SOUTH SALT LAKE — Stephanie Fullmer works in an elementary school library with geography books from the 1990s.
Without new books, it’s hard to get kids excited about reading, she said.
For the past eight years at Lincoln Elementary, Fullmer has been accepting used book donations and hoping for more funding.
So when Deseret Management Corp. announced it would give a $5,000 check to the elementary school library as part of the United Way Day of Caring, Fullmer started crying.
“Books are expensive,” she said, “but this will go a long way in our library. It will give us such a boost.”
The 25th annual United Way Day of Caring brought more than 100 company employees and community members to the elementary school Thursday. Another 3,000 volunteers worked on 100 single-day projects throughout Davis, Salt Lake and Summit counties.
And more projects are planned throughout the month, said United Way CEO Bill Crim.
“Volunteer efforts, if they really want to make a difference, have to be organized. They have to be aligned with what’s needed in the school,” Crim said. “It takes an organization like United Way to work with the school and set it all up, so when people show up, they’re ready to go.”
At Lincoln Elementary, volunteers helped relocate the school’s food pantry, talked about future jobs and college degrees, painted a mural for the library, and read books with students.
“It’s always nice for the kids to see other people who love reading,” said Adam Dahlberg, a fifth-grade teacher. “If they love to read, they can be successful going forward.”

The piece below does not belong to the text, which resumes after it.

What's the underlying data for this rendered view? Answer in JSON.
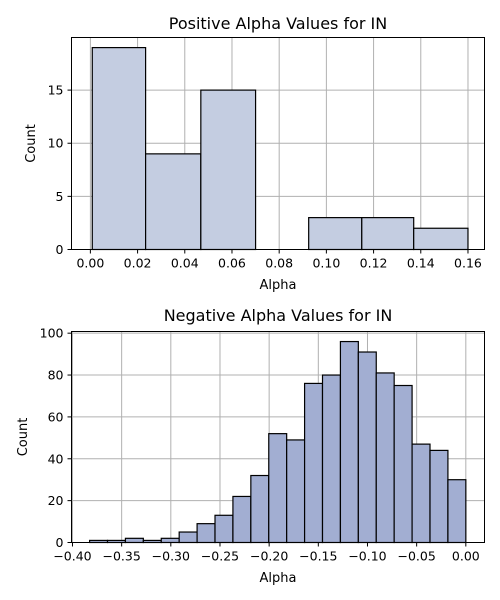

When kids visit the library, “they want the Disney books, they want the superhero books, they want the ‘Diary of a Wimpy Kid’ books,” Fullmer said, but she often didn’t have enough copies to go around.
“With that $5,000, we’re going to be able to branch off into the 21st century,” Principal Milton Collins said.
Collins, who’s in his first year as principal at Lincoln, said learning to read isn’t the only challenge his students face.
Nearly 520 schoolchildren attend Lincoln Elementary, and nearly 95 percent are on free or reduced-cost lunch. Many students are refugees, he said, and almost half the children in South Salt Lake live in poverty.
Kids often learn English as a second language, as there are roughly 25 languages spoken in the school, including Swahili, Somali, Farsi, Arabic and Spanish.
Another problem is food insecurity. Residents in South Salt Lake live in the middle of a food desert — meaning there aren’t any local grocery stores.
Children who go to school hungry often struggle in school, according to data from hunger-relief organization Feeding America, and 1 in 6 kids in the United States may not know where their next meal comes from.
To combat hungry students and families, Lincoln Elementary keeps a stocked community food pantry at the school. Day of Caring volunteers moved the food to a larger storage room that’s more accessible to parents.
“Having a group of volunteers help organize the food pantry really helps us try to supplement that need for a lot of families,” said Abram Sherrod, a United Way community school director.
If elementary students can meet the required reading levels in third grade, they are more likely to succeed in eighth-grade math scores, Sherrod said. And from there, they are more on track to graduate high school.
“Kids need inspiring and caring adults year-round,” Crim said. “When every kid starts to graduate, the difference every single individual makes adds up to an entire transformation of a community.”